A tese estatutária postula, ainda, a inadequação do
regime contratual da função pública, ao argumento de que, neste, os direitos e
deveres fixados seriam unilateralmente imutáveis. Divergindo, assinala SOUZA
(2004, p. 134) que a possibilidade de alteração unilateral da relação não é
excludente da natureza contratual de um instituto. De fato, tanto no Direito do
Trabalho, em que existe o jus variandi do empregador, quanto no próprio Direito
Administrativo, na matéria relativa aos contratos administrativos, verifica-se
a possibilidade de alteração unilateral da relação, sem que esta perca seu
caráter contratual. Recorde-se, porém, que, pelo fato de o regime da função
pública ser previsto em lei, as alterações deste regime derivam igualmente de
modificações legais. Neste viés, conforme já afirmado, tais alterações não
decorrem de ato unilateral de uma das partes, porquanto não é o
Estado-sujeito-de-direito (e, portanto, parte na relação) que as determina, mas
o Estado-ordem-jurídica.
A teoria estatutária sustenta que a inexistência de
direito adquirido a regime é peculiaridade do vínculo estatutário. SOUZA (2004,
p. 137) recorda, porém, que as alterações legais que incidem imediatamente
sobre situações jurídicas constituídas anteriormente não são fenômeno exclusivo
do regime estatutário, porquanto, no regime contratual trabalhista, as
alterações decorrentes de mudanças legislativas também incidem de imediato no
contrato de trabalho, como foram exemplos a instituição da gratificação
natalina e a alteração da disciplina das férias. (13) Conforme ensina PIRES
(2002, p. 451-452), não se trata, pois, de distinção entre regime jurídicos,
mas entre normas que determinam situações jurídicas gerais e objetivas,
alteráveis de imediato, e normas que determinam situações individuais
determinadas, inalteráveis. Ambos os regimes comportam as duas modalidades de
normas.
Por fim, sob influência da teoria da
coordenação/subordinação, segundo a qual o Direito Público caracteriza-se pela
desigualdade entre sujeitos, de modo que o Estado ocupa posição de
superioridade em face do particular, a teoria estatutária argumenta estar o
servidor em situação de sujeição em face do Estado. Entretanto, assinale-se
que, se há subordinação na relação de função pública, esta não é de pessoa a
pessoa, mas é subordinação objetiva, regrada juridicamente. Não deriva, pois,
da qualidade das pessoas, mas da situação jurídica criada pela norma que regula
a relação. A subordinação do agente não advém do comparecimento do Estado no
vínculo travado. Também no Direito do Trabalho, o empregado encontra-se em
relação de trabalho subordinado em face do empregador, porquanto a subordinação
é aspecto comum a qualquer relação de trato sucessivo. Como pontua VILHENA
(1999, p. 92-95), quanto maior a indeterminação das prestações de uma relação,
maior é o estado de subordinação do contratante. Neste estado, encontra-se
qualquer trabalhador, seja empregado, seja servidor, porque, em ambas as
hipóteses, tem-se uma relação de trato sucessivo. A natureza contratual da
relação não é, pois, afastada pela subordinação que dela deriva.

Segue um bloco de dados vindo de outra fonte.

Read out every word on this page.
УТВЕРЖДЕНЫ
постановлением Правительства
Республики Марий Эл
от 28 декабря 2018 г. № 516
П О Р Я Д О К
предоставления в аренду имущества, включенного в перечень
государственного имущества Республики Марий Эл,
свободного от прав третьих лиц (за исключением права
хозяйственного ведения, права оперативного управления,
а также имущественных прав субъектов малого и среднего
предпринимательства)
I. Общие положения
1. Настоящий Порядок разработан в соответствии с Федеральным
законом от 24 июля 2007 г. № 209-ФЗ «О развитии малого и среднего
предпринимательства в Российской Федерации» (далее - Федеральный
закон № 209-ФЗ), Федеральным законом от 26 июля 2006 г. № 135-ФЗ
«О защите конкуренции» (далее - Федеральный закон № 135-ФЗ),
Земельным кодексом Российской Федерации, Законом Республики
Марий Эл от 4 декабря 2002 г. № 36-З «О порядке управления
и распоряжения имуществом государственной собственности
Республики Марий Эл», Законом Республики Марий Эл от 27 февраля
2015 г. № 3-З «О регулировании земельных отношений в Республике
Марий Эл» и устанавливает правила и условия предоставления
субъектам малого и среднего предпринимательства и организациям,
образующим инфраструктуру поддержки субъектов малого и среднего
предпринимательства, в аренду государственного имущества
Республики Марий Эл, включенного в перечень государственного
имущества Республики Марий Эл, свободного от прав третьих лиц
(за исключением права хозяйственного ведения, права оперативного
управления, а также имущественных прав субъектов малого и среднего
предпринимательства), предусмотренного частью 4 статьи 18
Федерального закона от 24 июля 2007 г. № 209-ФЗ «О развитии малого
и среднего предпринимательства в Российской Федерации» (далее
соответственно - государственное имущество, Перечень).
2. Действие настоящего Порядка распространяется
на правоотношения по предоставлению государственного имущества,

2.4. Natureza contratual da relação servidor-Estado
Com base na argumentação acima expendida, na esteira de
ARAÚJO (1998), NETTO (2003) e SOUZA (2004), sustentamos a viabilidade de a
relação de função pública ser equacionada sob o modelo contratual, de forma que
entendemos que a teoria mais adequada para tratar a natureza do vínculo
servidor-Estado é a que o reputa como contrato de direito público. De fato, não
deve o contrato ser tomado como categoria exclusiva do Direito Privado,
submetido a princípios individualistas superados, até mesmo, neste ramo.
Deve-se admitir seu uso também pelo Direito Público, para caracterizar
situações em que haja acordo de vontades. Frise-se que, no ordenamento
brasileiro, os próprios dispositivos constitucionais atinentes à sindicalização
e à greve no setor público já indicam a necessidade de contratualização da
disciplina da função pública. Nesse sentido, NETTO (2003, p. 286) aponta a
pertinência de que haja previsão do regime contratual do vínculo
servidor-Estado em uma "lei base", que contenha os aspectos
essenciais da relação e deixe espaço para a criação consensual de normas. Os
aspectos centrais do vínculo, atinentes à organização interna do aparato
estatal, seriam tratados em normas legais cogentes e os demais aspectos
poderiam ser, segundo a autora citada, fixados contratualmente, seja por meio
de contrato individual, seja coletivo. A contratualidade do vínculo garantiria,
assim, que os agentes contribuíssem para a conformação de sua disciplina, em
consonância com a consensualidade participativa que é exigida pelo paradigma do
Estado Democrático de Direito, adotado pela Constituição Federal de 1988.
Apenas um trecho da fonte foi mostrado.